Yerevan /Mediamax/. Political scientist, Director of the Caucasus Institute believes that "the South Caucasus is no longer an exclusively post-Soviet region.”
“If “post-Soviet” describes zones of Russian influence, in the South Caucasus, this influence has decreased to an extent that may be irreversible. Of course, whatever happens, Russia will remain a major regional player. A nuclear power that borders the region and is the former parent state of the empire that included all the region’s countries will play a role in any event, even if it does not consciously seek it. However, Russia is no longer the hegemon, the main external player and arbiter,” Iskandaryan wrote in “The South Caucasus between Putin and Erdoğan: Is Russia on Its Way Out?”
“Of course, this change of “mental geography” will not happen overnight. The withdrawal of Russia’s peacekeeping force from Azerbaijan, changes to the institutional format for Armenia-Russia ties, Georgia’s further integration into the EU, the creation of new regional formats—all of this will take time. However, we are past the turning point: the Nagorno-Karabakh problem has all but disappeared with the elimination of it autonomous entity.

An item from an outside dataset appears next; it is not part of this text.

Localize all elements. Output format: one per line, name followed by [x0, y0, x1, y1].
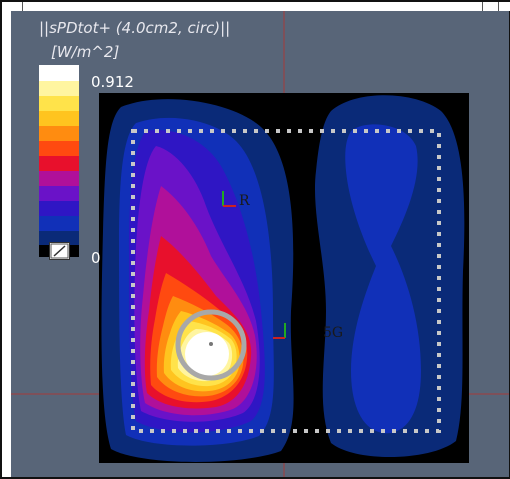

Russia can no longer play the role in efforts to settle Armenian-Azerbaijani relations that it played until 2020, or even 2022,” the political scientist notes.
“This does not mean that the risks of turbulence in the region will go away. Indeed, the opposite might well be true. With little attention from global players, the region will turn into an arena for rivalry between regional powers: Turkey, Iran, and Russia. The view that a strong Russia is more dangerous than a weakened one seems controversial, to say the least. Future changes anywhere -from Palestine to, say, Syria or Central Asia - may have unpredictable consequences. Given the specifics of decision-making in Erdoğan’s Turkey and Putin’s Russia, further violent steps are a possibility. What is already clear is that the South Caucasus will no longer be the same region. Over the past three years, the region has transformed from Russia’s backyard into a zone of competition among regional powers, and regional conflicts have been geopoliticized. Unless global players step into the role of a force creating rules for regional interaction, the South Caucasus may well turn into a full-fledged part of the New Middle East, with all the negative connotations that this carries,” the author concluded.